Nollywood practitioner, Jeta Amata has heaped praise on his father, Nollywood veteran, Zack Amata and thanked him for supporting all his endeavors.
Zack Amata is a legend of cinema who has been in countless movies and is also the brother of Fred Amata.
In an article which he put up on Facebook, Jeta praise Zack Amata as a father who was there for him whenever he needed him and how he is where he is today because of that.
You can read the article below
My father, Zack Amata, maintains regard as a gift to the theatre; he was my lecturer in the university. While he was everyone’s favorite teacher because he was one of the most respected actors in Nigeria, it was different for me. I felt he didn’t separate being my father and my lecturer. I was wrong.
He’d stop me from entering the class when I was a minute late. Then when his favorite students like John Ochinya Onah, Jane Oganya Unogwu, Patience Eloyi Itodo Abah, Nicholas Kiva, Anne Onwuka Echor, Esther Omale Onwuka or the late Che Che came after me, he’d have to let me in. I always gave him a wry smile when entering.
The students mentioned above were my best friends in school, John and Nicholas were even my roommates, and we studied together for each of his tests and exams, but they almost always got As while my father consistently gave me a B.
Once I had malaria, and I’ve always reacted terribly to the medication.
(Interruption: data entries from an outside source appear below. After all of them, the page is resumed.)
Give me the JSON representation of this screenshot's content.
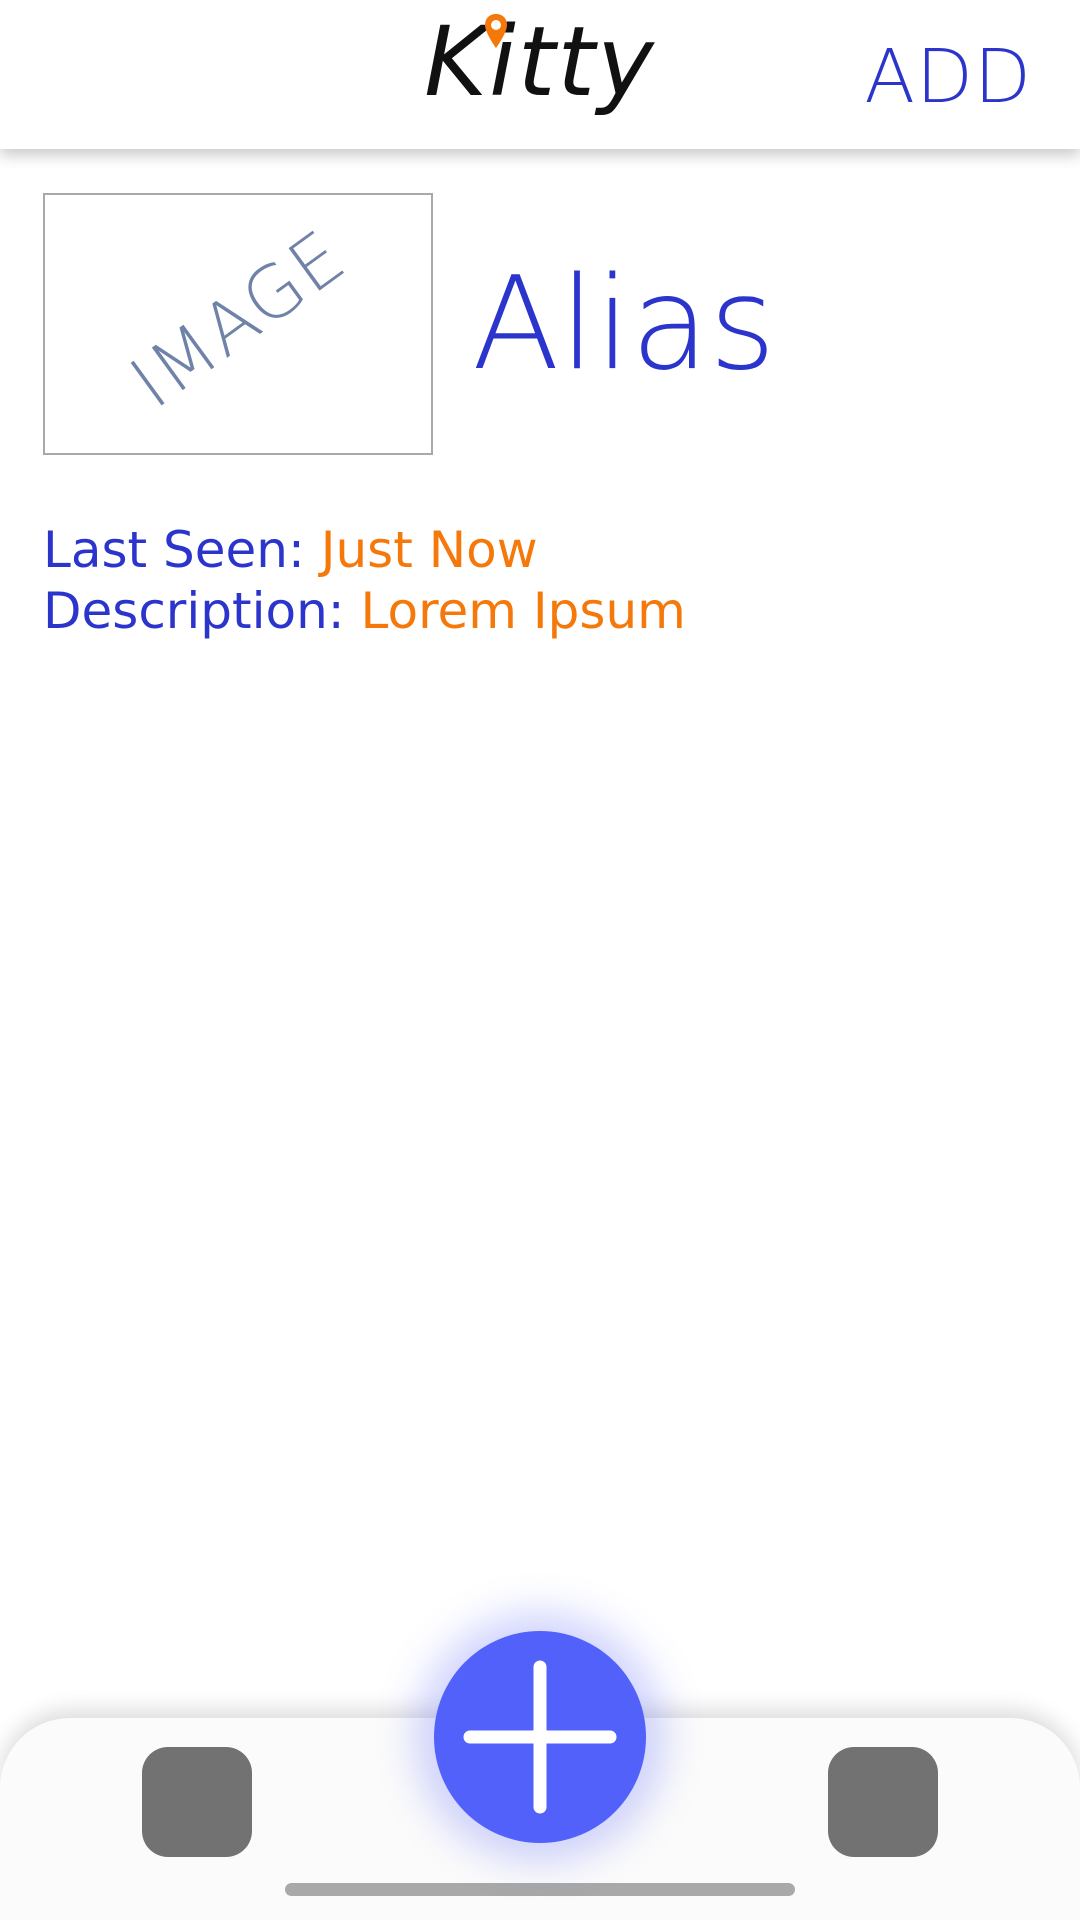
{
  "header": {
    "logo_text": "Kitty",
    "add_label": "ADD"
  },
  "profile": {
    "image_placeholder": "IMAGE",
    "alias": "Alias",
    "last_seen_label": "Last Seen: ",
    "last_seen_value": "Just Now",
    "description_label": "Description: ",
    "description_value": "Lorem Ipsum"
  },
  "tabbar": {
    "left_tab_icon": "square-icon",
    "right_tab_icon": "square-icon",
    "fab_icon": "plus-icon"
  },
  "colors": {
    "accent_blue": "#2b35cc",
    "accent_orange": "#f5780a",
    "fab_blue": "#5361fb",
    "tab_gray": "#727272"
  }
}
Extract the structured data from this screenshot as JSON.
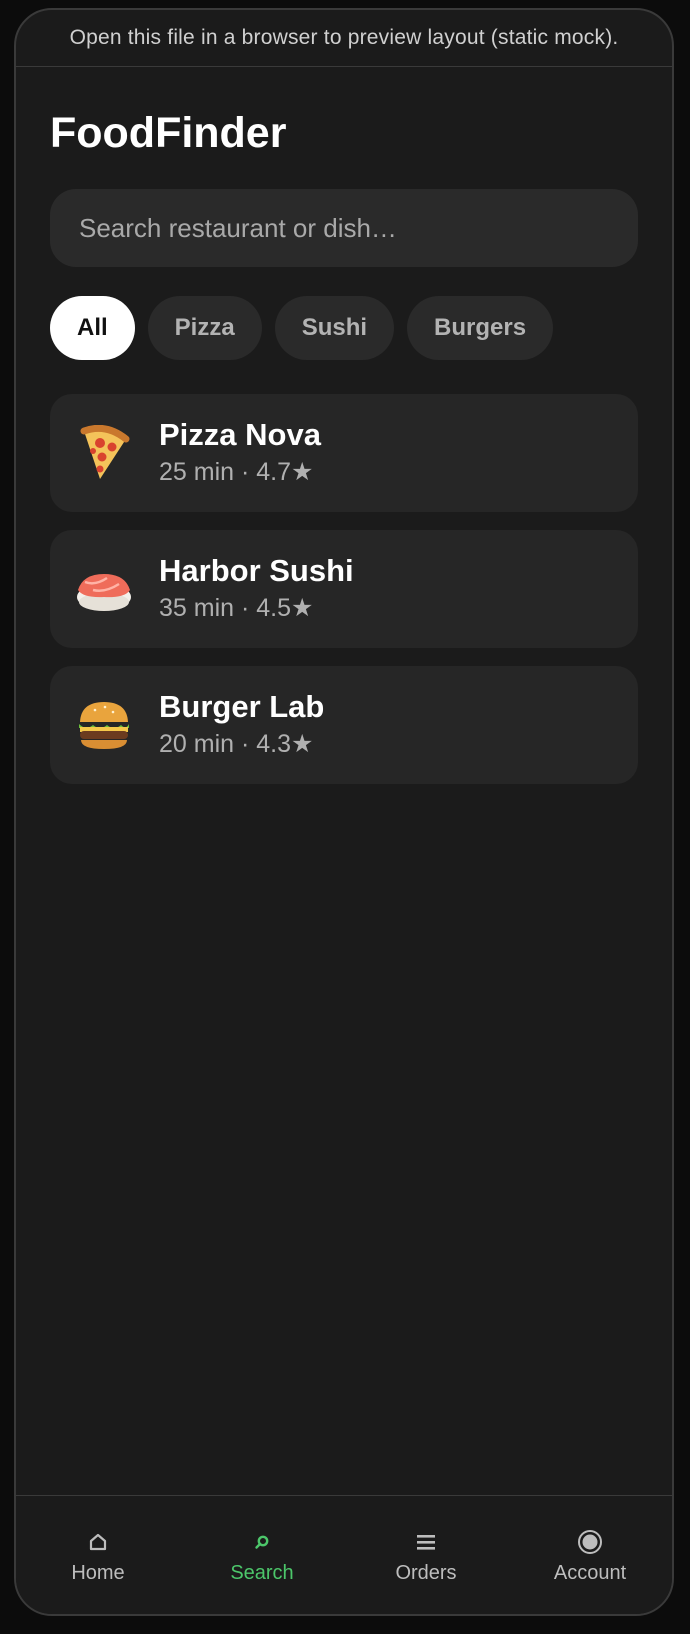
{
  "banner": "Open this file in a browser to preview layout (static mock).",
  "app_title": "FoodFinder",
  "search": {
    "placeholder": "Search restaurant or dish…",
    "icon": "search-icon"
  },
  "chips": [
    {
      "label": "All",
      "active": true
    },
    {
      "label": "Pizza",
      "active": false
    },
    {
      "label": "Sushi",
      "active": false
    },
    {
      "label": "Burgers",
      "active": false
    }
  ],
  "restaurants": [
    {
      "name": "Pizza Nova",
      "meta": "25 min · 4.7★",
      "icon": "pizza-icon"
    },
    {
      "name": "Harbor Sushi",
      "meta": "35 min · 4.5★",
      "icon": "sushi-icon"
    },
    {
      "name": "Burger Lab",
      "meta": "20 min · 4.3★",
      "icon": "burger-icon"
    }
  ],
  "tabs": [
    {
      "label": "Home",
      "icon": "home-icon",
      "active": false
    },
    {
      "label": "Search",
      "icon": "search-icon",
      "active": true
    },
    {
      "label": "Orders",
      "icon": "list-icon",
      "active": false
    },
    {
      "label": "Account",
      "icon": "account-icon",
      "active": false
    }
  ],
  "colors": {
    "background": "#1b1b1b",
    "card": "#262626",
    "accent": "#4cc66a",
    "chip_active": "#ffffff"
  }
}
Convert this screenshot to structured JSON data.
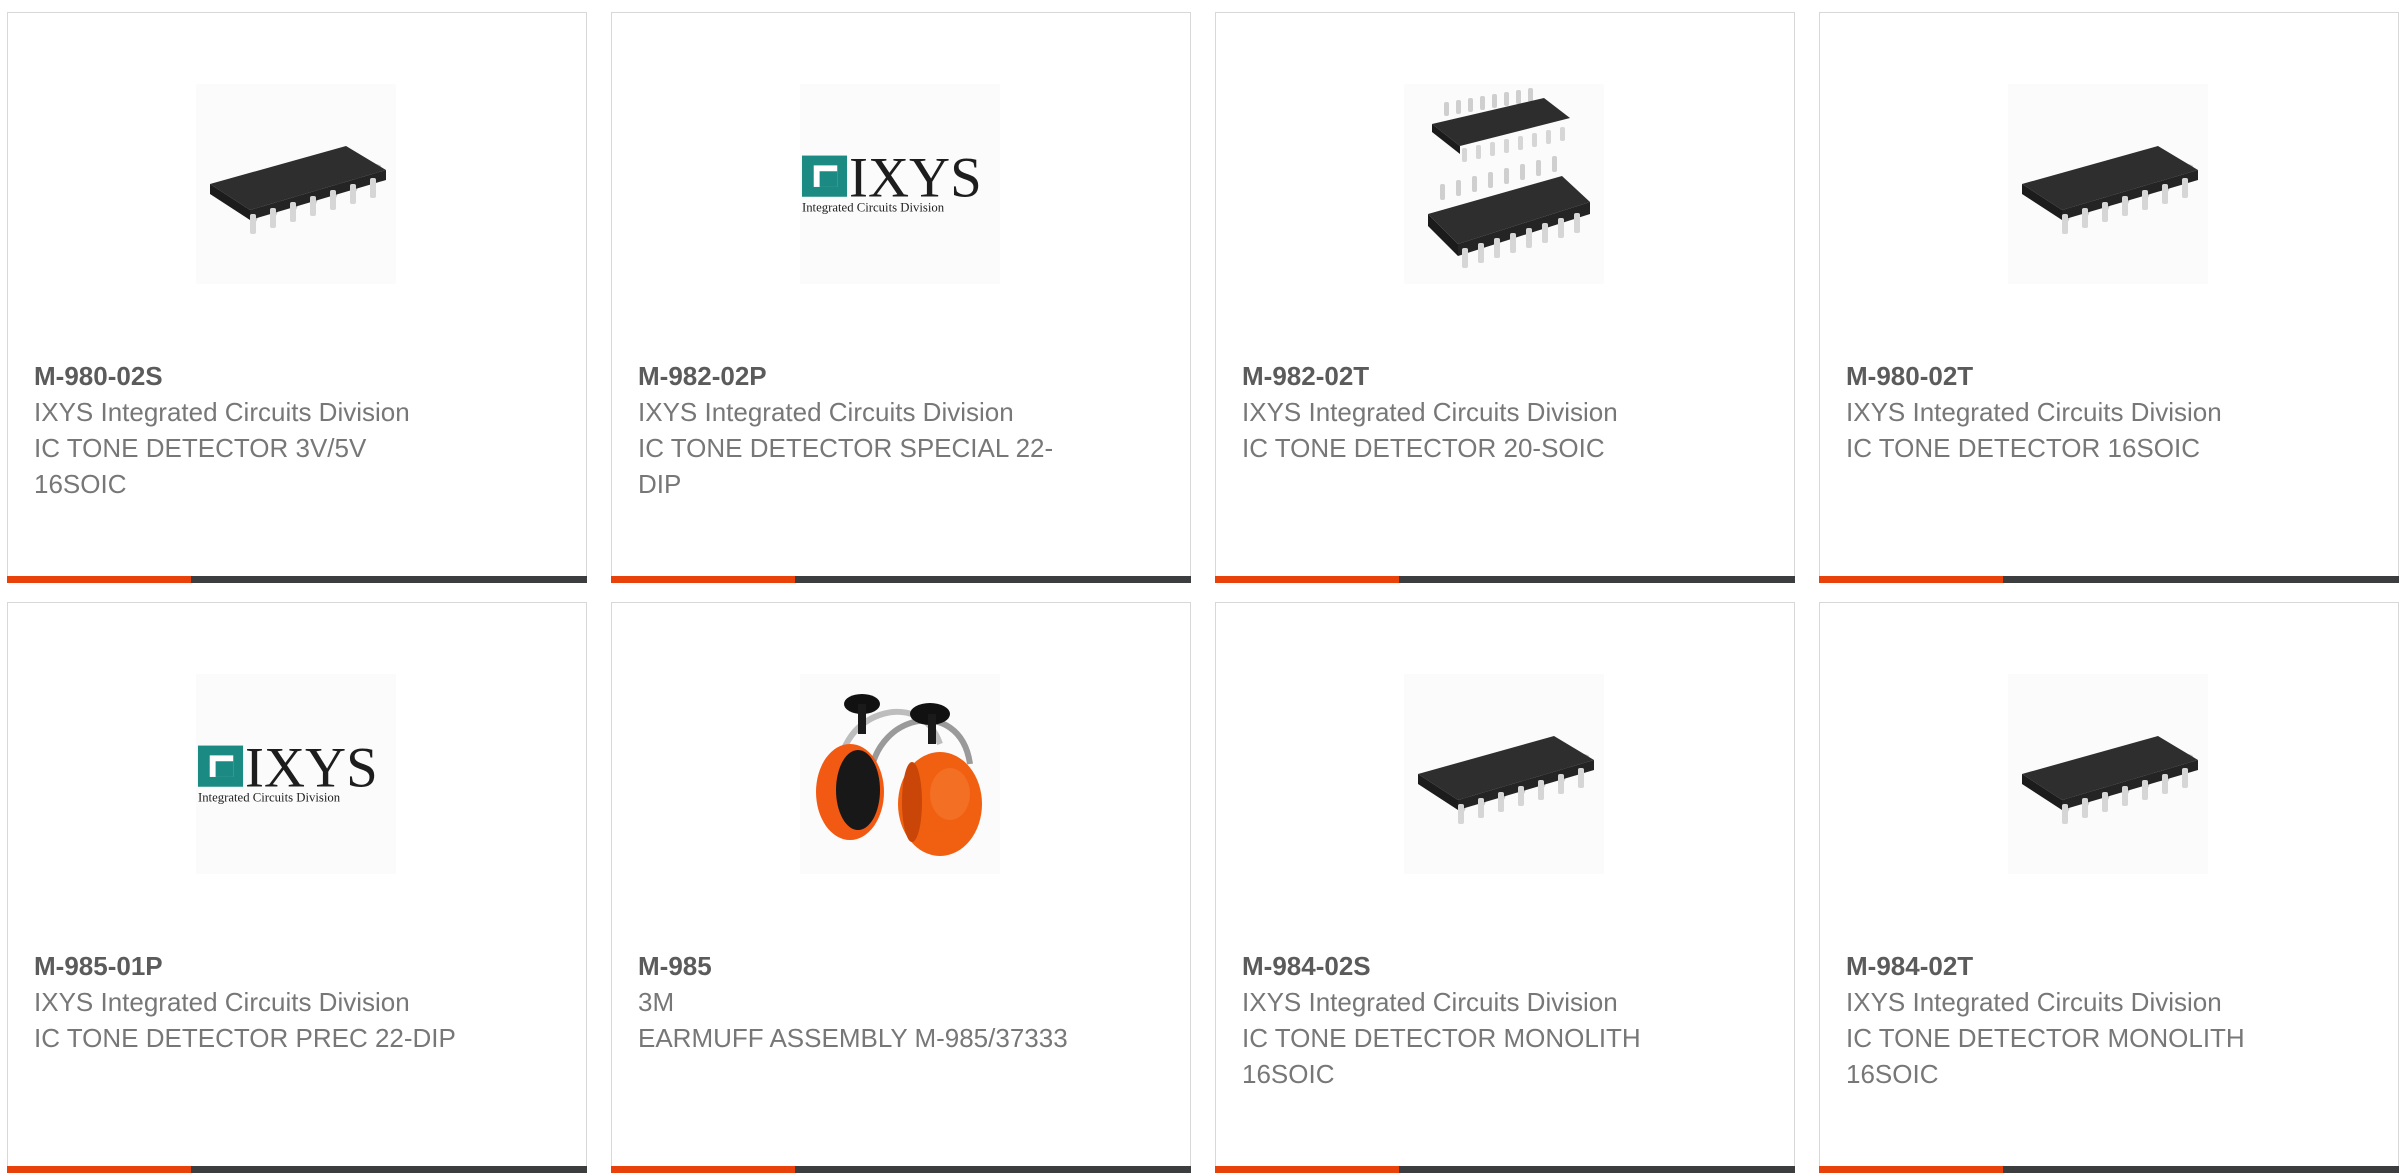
{
  "colors": {
    "accent": "#e8410a",
    "bar": "#3b3d3f",
    "ixys_teal": "#1a8a82"
  },
  "products": [
    {
      "part": "M-980-02S",
      "manufacturer": "IXYS Integrated Circuits Division",
      "description": "IC TONE DETECTOR 3V/5V 16SOIC",
      "image": "soic-chip"
    },
    {
      "part": "M-982-02P",
      "manufacturer": "IXYS Integrated Circuits Division",
      "description": "IC TONE DETECTOR SPECIAL 22-DIP",
      "image": "ixys-logo"
    },
    {
      "part": "M-982-02T",
      "manufacturer": "IXYS Integrated Circuits Division",
      "description": "IC TONE DETECTOR 20-SOIC",
      "image": "soic-chip-pair"
    },
    {
      "part": "M-980-02T",
      "manufacturer": "IXYS Integrated Circuits Division",
      "description": "IC TONE DETECTOR 16SOIC",
      "image": "soic-chip"
    },
    {
      "part": "M-985-01P",
      "manufacturer": "IXYS Integrated Circuits Division",
      "description": "IC TONE DETECTOR PREC 22-DIP",
      "image": "ixys-logo"
    },
    {
      "part": "M-985",
      "manufacturer": "3M",
      "description": "EARMUFF ASSEMBLY M-985/37333",
      "image": "earmuff"
    },
    {
      "part": "M-984-02S",
      "manufacturer": "IXYS Integrated Circuits Division",
      "description": "IC TONE DETECTOR MONOLITH 16SOIC",
      "image": "soic-chip"
    },
    {
      "part": "M-984-02T",
      "manufacturer": "IXYS Integrated Circuits Division",
      "description": "IC TONE DETECTOR MONOLITH 16SOIC",
      "image": "soic-chip"
    }
  ],
  "logo": {
    "wordmark": "IXYS",
    "tagline": "Integrated Circuits Division"
  }
}
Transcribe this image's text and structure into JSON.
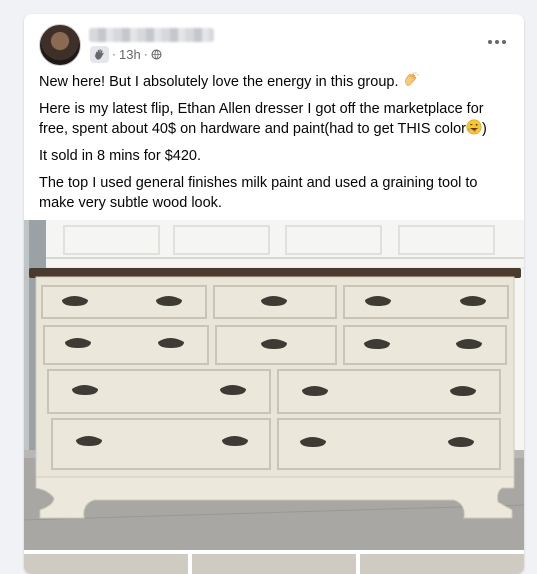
{
  "post": {
    "time": "13h",
    "separator": "·",
    "icons": {
      "badge": "new-member-wave-icon",
      "audience": "globe-icon",
      "menu": "more-options-icon"
    },
    "paragraphs": {
      "p1": "New here! But I absolutely love the energy in this group.",
      "p2": "Here is my latest flip, Ethan Allen dresser I got off the marketplace for free, spent about 40$ on hardware and paint(had to get THIS color",
      "p2_end": ")",
      "p3": "It sold in 8 mins for $420.",
      "p4": "The top I used general finishes milk paint and used a graining tool to make very subtle wood look."
    },
    "emojis": {
      "clap": "clapping-hands-emoji",
      "laugh": "tongue-out-wink-emoji"
    }
  },
  "photo": {
    "subject": "white-painted-dresser-photo",
    "colors": {
      "dresser": "#e9e5d8",
      "top": "#4a3b2f",
      "pulls": "#3e3a34",
      "garage": "#f4f4f2"
    }
  }
}
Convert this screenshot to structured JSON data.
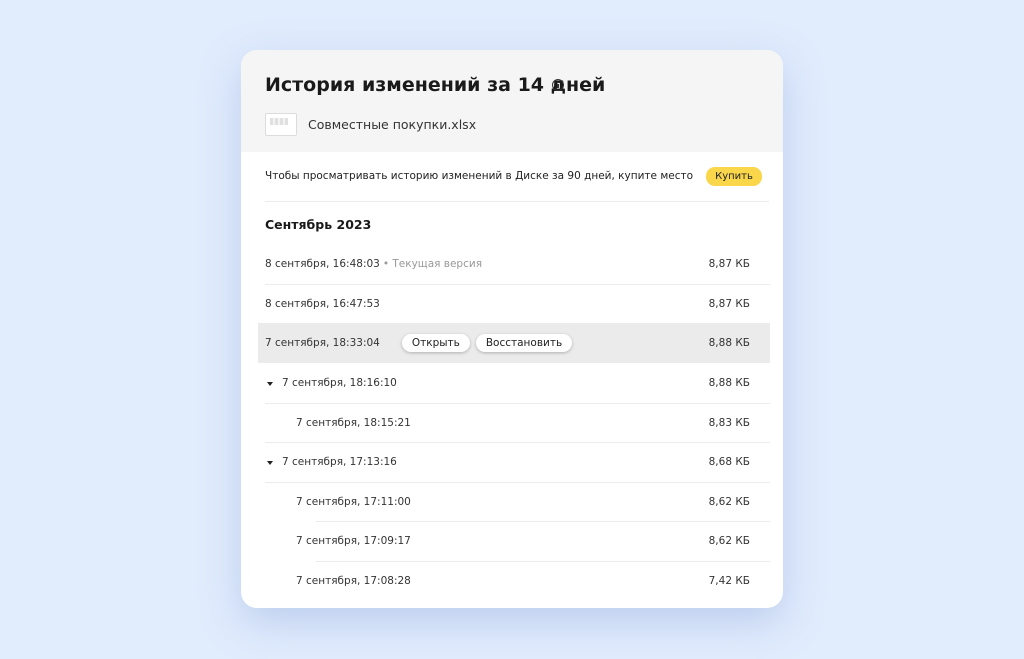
{
  "header": {
    "title": "История изменений за 14 дней",
    "info_icon": "info-icon",
    "file_name": "Совместные покупки.xlsx"
  },
  "promo": {
    "text": "Чтобы просматривать историю изменений в Диске за 90 дней, купите место",
    "button_label": "Купить"
  },
  "month": "Сентябрь 2023",
  "versions": [
    {
      "date": "8 сентября, 16:48:03",
      "note": "• Текущая версия",
      "size": "8,87 КБ"
    },
    {
      "date": "8 сентября, 16:47:53",
      "size": "8,87 КБ"
    },
    {
      "date": "7 сентября, 18:33:04",
      "size": "8,88 КБ",
      "open_label": "Открыть",
      "restore_label": "Восстановить"
    },
    {
      "date": "7 сентября, 18:16:10",
      "size": "8,88 КБ"
    },
    {
      "date": "7 сентября, 18:15:21",
      "size": "8,83 КБ"
    },
    {
      "date": "7 сентября, 17:13:16",
      "size": "8,68 КБ"
    },
    {
      "date": "7 сентября, 17:11:00",
      "size": "8,62 КБ"
    },
    {
      "date": "7 сентября, 17:09:17",
      "size": "8,62 КБ"
    },
    {
      "date": "7 сентября, 17:08:28",
      "size": "7,42 КБ"
    }
  ],
  "colors": {
    "background": "#e1ecfd",
    "highlight_row": "#ebebeb",
    "buy_button": "#fad64b",
    "header_bg": "#f5f5f5"
  }
}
It’s was Theatre Design, his course, and I was so ill that I finished my exam before anyone else, but I submitted my question paper and took the answer sheet out. My father was not invigilating but decided to drop by. When my friends came out to meet me, they realized my error and talked to the invigilator who agreed, but Oga Zack (as he was known) said no. Eventually, he decided after some convincing from my classmates.
Once in class, Oga Zack asked each student to come to the front of the room. The plan was for the entire class to rain insults on the person. I felt my father set the whole thing up to have people insult me. I remember the class firing all kinds of invectives; my father had said for us to look for the truth about everyone to use for the one-sided “Yo mama.”
I fought with my father almost every day in school, but when I was 21 and wanted to make my first film, I couriered a letter to him, and two days later he drove 12 hours to Lagos to star in my first film. Then my second, and third, and fourth and fifth films.
Our parents may be tough on us; however, the most important thing a father can do for his child is being there and showing up.
I celebrate you, Zack Amata, I know it’s not your birthday, but the mark you put on me shines forever, and I must acknowledge you before witnesses.